Health Benefits of Ficus religiosa (Watch Video)

Ficus religiosa or sacred fig is a species of fig native to the Indian subcontinent,and Indochina. It belongs to the Moraceae, the fig or mulberry family. It is also known as the bodhi tree, pippala tree, peepul tree, peepal tree or ashwattha tree (in India and Nepal).

Ficus religiosa is a large dry season-deciduous or semi-evergreen tree up to 30 metres (98 ft) tall and with a trunk diameter of up to 3 metres (9.8 ft). The leaves are cordate in shape with a distinctive extended drip tip; they are 10–17 centimetres (3.9–6.7 in) long and 8–12 centimetres (3.1–4.7 in) broad, with a 6–10 centimetres (2.4–3.9 in) petiole. The fruits are small figs 1–1.5 centimetres (0.39–0.59 in) in diameter, green ripening to purple.

The leaves of this tree move continuously even when the air around is still and no perceptible wind is blowing. This phenomenon can be explained due to the long leaf stalk and the broad leaf structure. However, religious minded people in Hindu/Buddhist religion attribute this movement of the leaves to the fact that “devas” or “gods” reside on these leaves and make it move continuously.

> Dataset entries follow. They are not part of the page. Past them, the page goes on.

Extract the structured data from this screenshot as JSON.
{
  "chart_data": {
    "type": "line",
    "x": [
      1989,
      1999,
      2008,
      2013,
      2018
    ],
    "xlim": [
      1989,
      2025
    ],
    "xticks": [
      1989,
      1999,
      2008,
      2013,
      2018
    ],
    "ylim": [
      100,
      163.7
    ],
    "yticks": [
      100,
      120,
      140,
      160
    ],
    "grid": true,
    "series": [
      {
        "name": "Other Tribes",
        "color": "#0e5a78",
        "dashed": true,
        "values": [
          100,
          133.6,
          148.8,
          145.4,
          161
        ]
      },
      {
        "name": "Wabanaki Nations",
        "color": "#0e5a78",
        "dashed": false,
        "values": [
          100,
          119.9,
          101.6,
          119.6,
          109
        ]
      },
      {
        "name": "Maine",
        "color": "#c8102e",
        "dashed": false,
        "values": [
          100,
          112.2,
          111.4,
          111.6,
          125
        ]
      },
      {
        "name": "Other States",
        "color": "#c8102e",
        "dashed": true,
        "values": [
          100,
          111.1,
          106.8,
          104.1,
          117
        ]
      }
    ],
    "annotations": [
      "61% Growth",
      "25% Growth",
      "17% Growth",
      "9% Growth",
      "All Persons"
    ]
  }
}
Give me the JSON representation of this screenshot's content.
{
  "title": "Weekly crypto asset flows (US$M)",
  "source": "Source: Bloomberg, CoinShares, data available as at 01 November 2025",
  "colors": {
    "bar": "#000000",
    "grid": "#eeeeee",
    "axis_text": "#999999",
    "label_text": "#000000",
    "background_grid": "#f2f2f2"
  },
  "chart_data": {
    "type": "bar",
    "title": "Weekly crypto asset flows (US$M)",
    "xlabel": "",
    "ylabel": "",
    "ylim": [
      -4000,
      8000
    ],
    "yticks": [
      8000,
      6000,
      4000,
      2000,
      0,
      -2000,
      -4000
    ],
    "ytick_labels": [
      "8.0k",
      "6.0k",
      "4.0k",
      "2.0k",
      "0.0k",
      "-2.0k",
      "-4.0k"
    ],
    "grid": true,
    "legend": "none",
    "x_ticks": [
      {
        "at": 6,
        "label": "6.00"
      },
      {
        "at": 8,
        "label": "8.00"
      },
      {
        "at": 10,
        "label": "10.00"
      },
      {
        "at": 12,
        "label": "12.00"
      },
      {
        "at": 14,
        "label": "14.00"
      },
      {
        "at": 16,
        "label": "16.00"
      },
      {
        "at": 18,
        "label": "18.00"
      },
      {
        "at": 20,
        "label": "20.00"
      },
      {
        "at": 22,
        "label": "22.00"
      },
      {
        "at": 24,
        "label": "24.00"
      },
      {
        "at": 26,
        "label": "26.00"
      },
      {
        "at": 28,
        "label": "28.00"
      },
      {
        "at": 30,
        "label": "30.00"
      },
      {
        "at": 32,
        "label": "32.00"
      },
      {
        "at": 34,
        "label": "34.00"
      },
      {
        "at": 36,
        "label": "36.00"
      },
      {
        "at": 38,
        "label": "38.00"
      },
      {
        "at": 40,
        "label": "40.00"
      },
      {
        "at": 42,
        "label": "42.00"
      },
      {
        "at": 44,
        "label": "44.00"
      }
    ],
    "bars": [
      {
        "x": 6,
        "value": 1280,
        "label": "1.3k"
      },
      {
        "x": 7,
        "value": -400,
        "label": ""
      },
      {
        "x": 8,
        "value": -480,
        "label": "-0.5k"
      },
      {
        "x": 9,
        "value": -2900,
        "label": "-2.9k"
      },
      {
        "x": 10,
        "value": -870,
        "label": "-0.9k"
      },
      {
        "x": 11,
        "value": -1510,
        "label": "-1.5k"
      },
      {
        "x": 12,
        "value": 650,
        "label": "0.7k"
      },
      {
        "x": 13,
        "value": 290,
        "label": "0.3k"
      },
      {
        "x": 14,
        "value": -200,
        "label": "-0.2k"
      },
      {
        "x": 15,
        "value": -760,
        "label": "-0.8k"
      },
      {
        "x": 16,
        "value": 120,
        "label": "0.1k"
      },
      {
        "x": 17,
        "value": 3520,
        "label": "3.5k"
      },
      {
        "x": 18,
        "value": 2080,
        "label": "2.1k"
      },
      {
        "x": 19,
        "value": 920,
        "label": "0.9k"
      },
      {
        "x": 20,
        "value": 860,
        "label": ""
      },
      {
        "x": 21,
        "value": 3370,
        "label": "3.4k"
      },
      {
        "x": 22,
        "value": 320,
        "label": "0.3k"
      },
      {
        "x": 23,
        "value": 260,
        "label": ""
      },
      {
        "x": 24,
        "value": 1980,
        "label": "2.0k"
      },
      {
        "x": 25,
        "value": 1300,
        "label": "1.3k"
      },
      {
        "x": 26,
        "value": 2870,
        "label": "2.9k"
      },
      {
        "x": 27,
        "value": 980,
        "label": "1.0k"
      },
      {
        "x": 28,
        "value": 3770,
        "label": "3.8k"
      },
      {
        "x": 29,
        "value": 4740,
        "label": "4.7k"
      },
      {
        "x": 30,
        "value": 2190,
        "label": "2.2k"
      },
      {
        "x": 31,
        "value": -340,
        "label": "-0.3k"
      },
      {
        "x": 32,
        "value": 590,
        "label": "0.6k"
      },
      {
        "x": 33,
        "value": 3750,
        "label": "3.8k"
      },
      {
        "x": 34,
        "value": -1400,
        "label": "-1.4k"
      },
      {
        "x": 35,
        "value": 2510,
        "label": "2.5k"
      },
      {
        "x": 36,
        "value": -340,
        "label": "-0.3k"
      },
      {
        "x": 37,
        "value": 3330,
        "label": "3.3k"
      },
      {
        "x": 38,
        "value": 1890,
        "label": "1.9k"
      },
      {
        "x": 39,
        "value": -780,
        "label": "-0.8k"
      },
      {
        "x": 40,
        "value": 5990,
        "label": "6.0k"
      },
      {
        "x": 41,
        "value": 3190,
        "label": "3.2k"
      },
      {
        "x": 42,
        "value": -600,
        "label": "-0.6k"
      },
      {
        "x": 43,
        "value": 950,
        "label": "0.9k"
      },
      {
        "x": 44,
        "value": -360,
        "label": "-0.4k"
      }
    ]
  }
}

Gautama Buddha attained enlightenment (bodhi) while meditating underneath a Ficus religiosa. The site is in present-day Bodh Gaya in Bihar, India. The original tree was destroyed, and has been replaced several times. A branch of the original tree was rooted in Anuradhapura, Sri Lanka in 288 BCE and is known as Jaya Sri Maha Bodhi; it is the oldest flowering plant (angiosperm) in the world.

In Theravada Buddhist Southeast Asia, the tree’s massive trunk is often the site of Buddhist or animist shrines. Not all Ficus religiosa can be called a Bodhi Tree. A Bodhi Tree must be able to trace its parent to another Bodhi Tree and the line goes on until the first Bodhi Tree under which Gautama is said to have gained enlightenment.

Sadhus (Hindu ascetics) still meditate beneath sacred fig trees, and Hindus do pradakshina (circumambulation, or meditative pacing) around the sacred fig tree as a mark of worship. Usually seven pradakshinas are done around the tree in the morning time chanting “vriksha rajaya namah”, meaning “salutation to the king of trees.” It claimed that the 27 stars (constellations) constituting 12 houses (rasis) and 9 planets are specifically represented precisely by 27 trees—one for each star. The Bodhi Tree is said to represent Pushya (Western star name γ, δ and θ Cancri in the Cancer constellation).

Plaksa is a possible Sanskrit term for Ficus religiosa. However, according to Macdonell and Keith (1912), it denotes the wavy-leaved fig tree (Ficus infectoria) instead. In Hindu texts, the Plaksa tree is associated with the source of the Sarasvati River. The Skanda Purana states that the Sarasvati originates from the water pot of Brahma flows from Plaksa on the Himalayas. According to Vamana Purana 32.1-4, the Sarasvati was rising from the Plaksa tree (Pipal tree). Plaksa Pra-sravana denotes the place where the Sarasvati appears. In the Rigveda Sutras, Plaksa Pra-sravana refers to the source of the Sarasvati.